Relicta – Review

Mighty Polygon’s debut title Relicta is an intriguing physics-based puzzle that requires the player to solve their way through magnetic force fields and gravity puzzles. You are Dr Angelica Patel, a gifted lead physicist that is part of the team based on Chandra Base, a lunar lab that has revitalised parts of the moon into a viable planet for life. Patel is tasked with testing new gloves that allow her to manipulate gravity and magnetism. In the midst of these tests, something goes wrong, separating Patel from her fellow crew members, resulting in her launching a rescue mission and solve the mystery of what (or who) has been wreaking havoc.

The experiments that were used to test the gloves are still active in the middle of the crisis, so in a series of intricate, deceptively simple and sometimes utterly frustrating puzzles, you make your way across terrains and terraformed landscapes, revived by the science of a 100 years in the future.
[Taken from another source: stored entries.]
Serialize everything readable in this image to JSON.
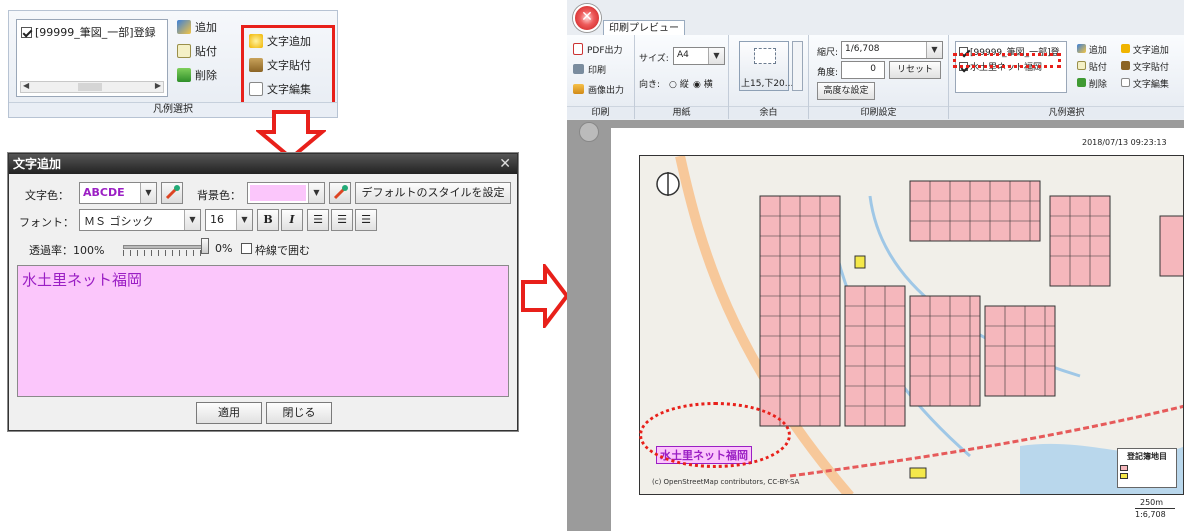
{
  "legend_panel": {
    "item_label": "[99999_筆図_一部]登録",
    "buttons": {
      "add": "追加",
      "paste": "貼付",
      "delete": "削除",
      "text_add": "文字追加",
      "text_paste": "文字貼付",
      "text_edit": "文字編集"
    },
    "footer": "凡例選択"
  },
  "dialog": {
    "title": "文字追加",
    "text_color_label": "文字色：",
    "text_color_sample": "ABCDE",
    "bg_color_label": "背景色：",
    "default_style_button": "デフォルトのスタイルを設定",
    "font_label": "フォント：",
    "font_value": "ＭＳ ゴシック",
    "size_value": "16",
    "bold": "B",
    "italic": "I",
    "opacity_label": "透過率：100%",
    "opacity_min": "0%",
    "border_label": "枠線で囲む",
    "text_content": "水土里ネット福岡",
    "apply_button": "適用",
    "close_button": "閉じる"
  },
  "preview": {
    "tab": "印刷プレビュー",
    "print_group": {
      "pdf": "PDF出力",
      "print": "印刷",
      "image": "画像出力",
      "footer": "印刷"
    },
    "paper_group": {
      "size_label": "サイズ:",
      "size_value": "A4",
      "orient_label": "向き:",
      "portrait": "縦",
      "landscape": "横",
      "footer": "用紙"
    },
    "margin_group": {
      "value": "上15,下20...",
      "footer": "余白"
    },
    "settings_group": {
      "scale_label": "縮尺:",
      "scale_value": "1/6,708",
      "angle_label": "角度:",
      "angle_value": "0",
      "reset_button": "リセット",
      "advanced_button": "高度な設定",
      "footer": "印刷設定"
    },
    "legend_group": {
      "item1": "[99999_筆図_一部]登",
      "item2": "水土里ネット福岡",
      "add": "追加",
      "paste": "貼付",
      "delete": "削除",
      "text_add": "文字追加",
      "text_paste": "文字貼付",
      "text_edit": "文字編集",
      "footer": "凡例選択"
    },
    "timestamp": "2018/07/13 09:23:13",
    "map_label": "水土里ネット福岡",
    "attribution": "(c) OpenStreetMap contributors, CC-BY-SA",
    "legend_title": "登記簿地目",
    "scale_bar": "250m",
    "scale_ratio": "1:6,708"
  }
}
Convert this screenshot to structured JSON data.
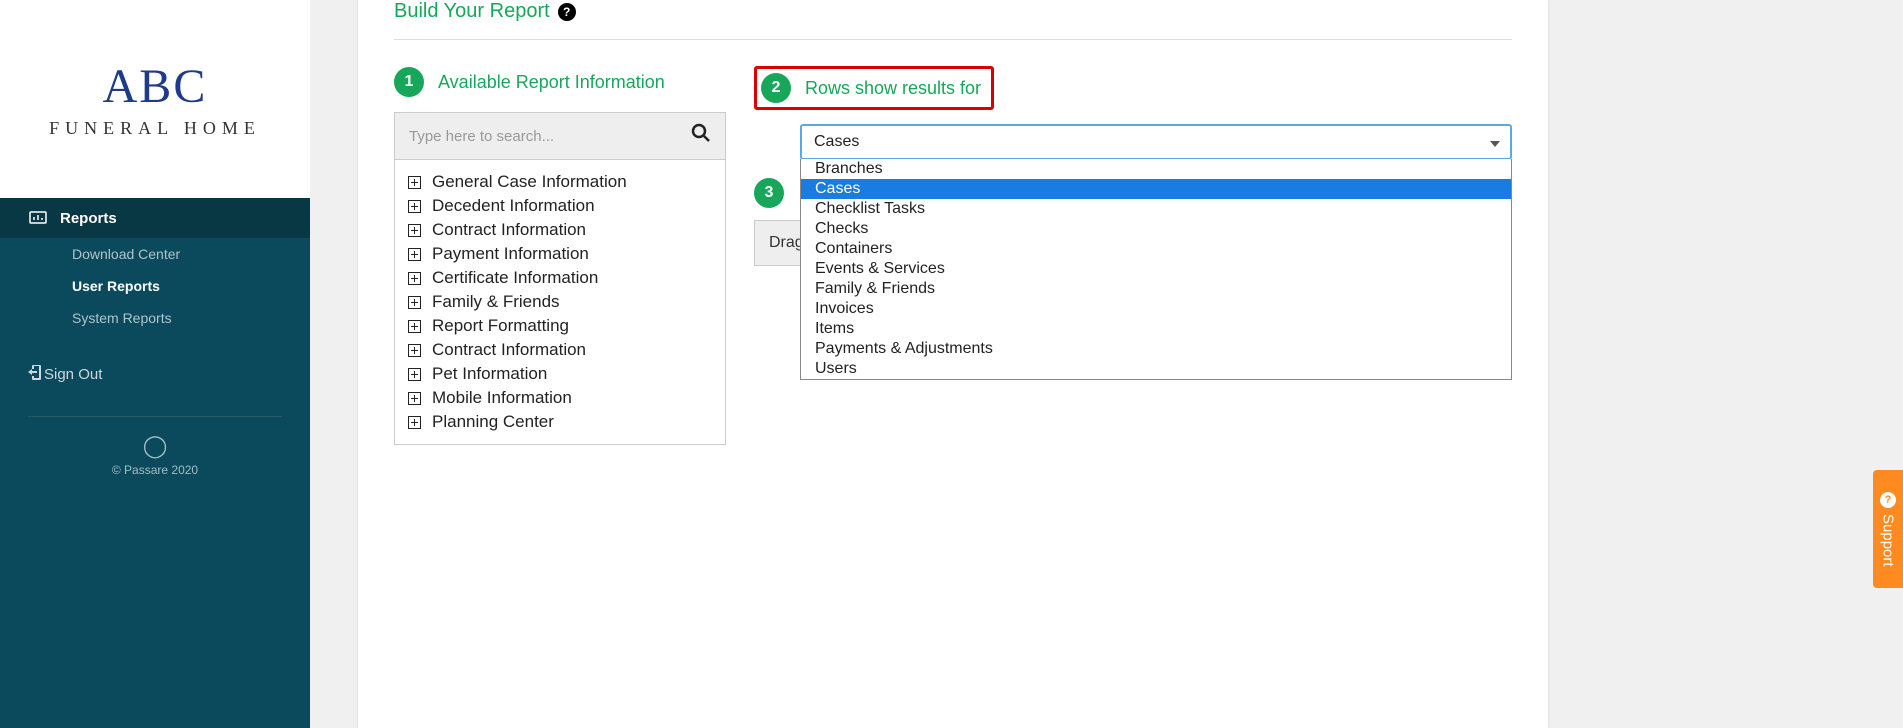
{
  "logo": {
    "main": "ABC",
    "sub": "FUNERAL HOME"
  },
  "nav": {
    "reports": "Reports",
    "download_center": "Download Center",
    "user_reports": "User Reports",
    "system_reports": "System Reports",
    "sign_out": "Sign Out"
  },
  "footer": {
    "copy": "© Passare 2020"
  },
  "page": {
    "title": "Build Your Report",
    "step1_label": "Available Report Information",
    "step2_label": "Rows show results for",
    "search_placeholder": "Type here to search...",
    "drag_label": "Drag"
  },
  "tree": {
    "items": [
      "General Case Information",
      "Decedent Information",
      "Contract Information",
      "Payment Information",
      "Certificate Information",
      "Family & Friends",
      "Report Formatting",
      "Contract Information",
      "Pet Information",
      "Mobile Information",
      "Planning Center"
    ]
  },
  "select": {
    "value": "Cases",
    "options": [
      "Branches",
      "Cases",
      "Checklist Tasks",
      "Checks",
      "Containers",
      "Events & Services",
      "Family & Friends",
      "Invoices",
      "Items",
      "Payments & Adjustments",
      "Users"
    ],
    "selected_index": 1
  },
  "support": "Support",
  "steps": {
    "one": "1",
    "two": "2",
    "three": "3"
  }
}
Reminiscent of Valve’s Portal games, the game has the player scrambling their brains to figure out the courses. Remember to look up, as well as around corners and behind walls, those cubes can be tucked away anywhere…
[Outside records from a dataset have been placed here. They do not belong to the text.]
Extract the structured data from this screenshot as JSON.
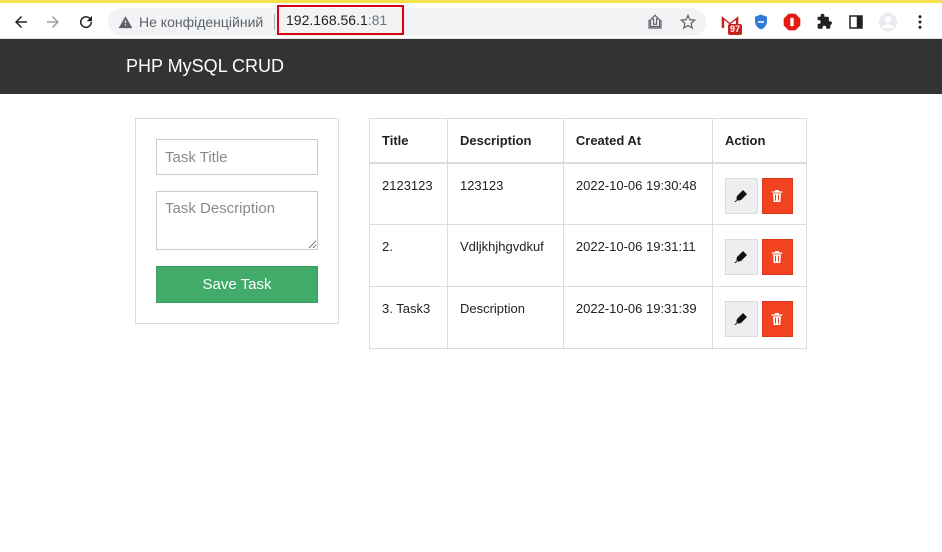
{
  "browser": {
    "security_label": "Не конфіденційний",
    "url_host": "192.168.56.1",
    "url_port": ":81",
    "gmail_badge": "97"
  },
  "header": {
    "brand": "PHP MySQL CRUD"
  },
  "form": {
    "title_placeholder": "Task Title",
    "desc_placeholder": "Task Description",
    "save_label": "Save Task"
  },
  "table": {
    "headers": [
      "Title",
      "Description",
      "Created At",
      "Action"
    ],
    "rows": [
      {
        "title": "2123123",
        "description": "123123",
        "created_at": "2022-10-06 19:30:48"
      },
      {
        "title": "2.",
        "description": "Vdljkhjhgvdkuf",
        "created_at": "2022-10-06 19:31:11"
      },
      {
        "title": "3. Task3",
        "description": "Description",
        "created_at": "2022-10-06 19:31:39"
      }
    ]
  },
  "colors": {
    "header_bg": "#333333",
    "save_button": "#42ab6a",
    "delete_button": "#f2421f",
    "edit_button": "#eeeeee",
    "url_highlight": "#d9000f"
  }
}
Forcefields with different conditions attached will force you to think differently in your efforts to solve the puzzles. Purple forcefields allow the player through, but not cubes; green is the opposite, and yellow fields block everything. The magnetic and anti-gravity functions of your gloves allow you to assign the cubes a pole, marked by the red and blue colours, and assign zero gravity to them; similar colours repel each other, and opposites attract – once you get the hang of it, you can get the cubes to do a number of different and cool functions, like riding the cubes upwards like elevators, using them as hover pads to cross to otherwise inaccessible areas, placing them down on plates to remove forcefields. The vast majority of the puzzles in Relicta are ever more complex variations of these mechanics, and while the player can carry individual cubes or place them on magnetic pads, they cannot be pushed around by the player, not even while floating in zero-gravity.

Smooth animations, futuristic environments and great level design gives Relicta a solid foundation, but it falls short with fine tuning in places; the puzzles, which are genuinely well designed and feel satisfying to solve, sometimes were only completed through sheer dumb luck. It can be frustrating too, when invisible walls are encountered where there shouldn’t really be, preventing experimentation and railroading the player into what feels like a single-solution-only approach, instead of coming up with their own ways on the fly. The lack of basic actions like crouching or climbing a ledge are also questionable, when a jump function is included.

Some efforts to solve what seemed to be straightforward puzzles were marred by not sending a cube into a forcefield at just the right angle, sending it careening off into the sky and out of reach of the gloves, requiring an entire level reset. Other scenarios, including sitting on top of a moving cube, are a delicate operation, with numerous falls and a stream of curses. The good doctor is all but invisible, aside from the gloved hands that sit on either side of the screen, so it’s an educated guess at times when it comes to standing securely on the cube.

The environments are nicely detailed and it’s refreshing to see wonderfully cultivated terrains after spending time in the labs, but it remains sparse; interactions with items are limited to only the odd collectible, mission critical computer screens, the environments outside are restricted behind invisible walls and many of the doors of Chandra base are locked permanently, making exploration restricted.

The story got off to a cracking start in the first few minutes, and really set up the game to follow on strong; however, the wind is taken out of its sails pretty quickly, and hours pass before there’s any recourse back to the events of the beginning. In addition to this, while the player is given some background information through dialogue, finding PDA documents and emails, it doesn’t give much. Patience is needed in order to start finding the threads of the mystery and figuring out what happened. A bizarre absence is that of a mini-map, especially when the main character has a PDA to reference mission logs and emails.

One of the game’s best attributes is the dialogue between team members, as Dr Patel traverses across the planet; great voice acting means that it’s witty and engaging, colouring the personas of the team that radio in every now and again. However, a setback that plagues it is dialogue that cuts off too fast. This isn’t an accidental button press problem either; a second playthrough of one of the early levels encounters the errors in the same spots. Subtitles enabled can skirt this somewhat, but it can be a little jarring when a jaunty banter between colleagues, or a voice filled with urgency, suddenly shifts to the next person speaking without warning. A small problem in the grand scheme of things, sure, but an important one to address.

Relicta is a good game, to be clear; it hits the right notes for a good mystery, the production value on aesthetic and voice acting is very high, and has a great story hook; the pacing of it, however, is fairly off, and combined with the sometimes janky physics, can make it drag in places; a little more polish could take it from good to great.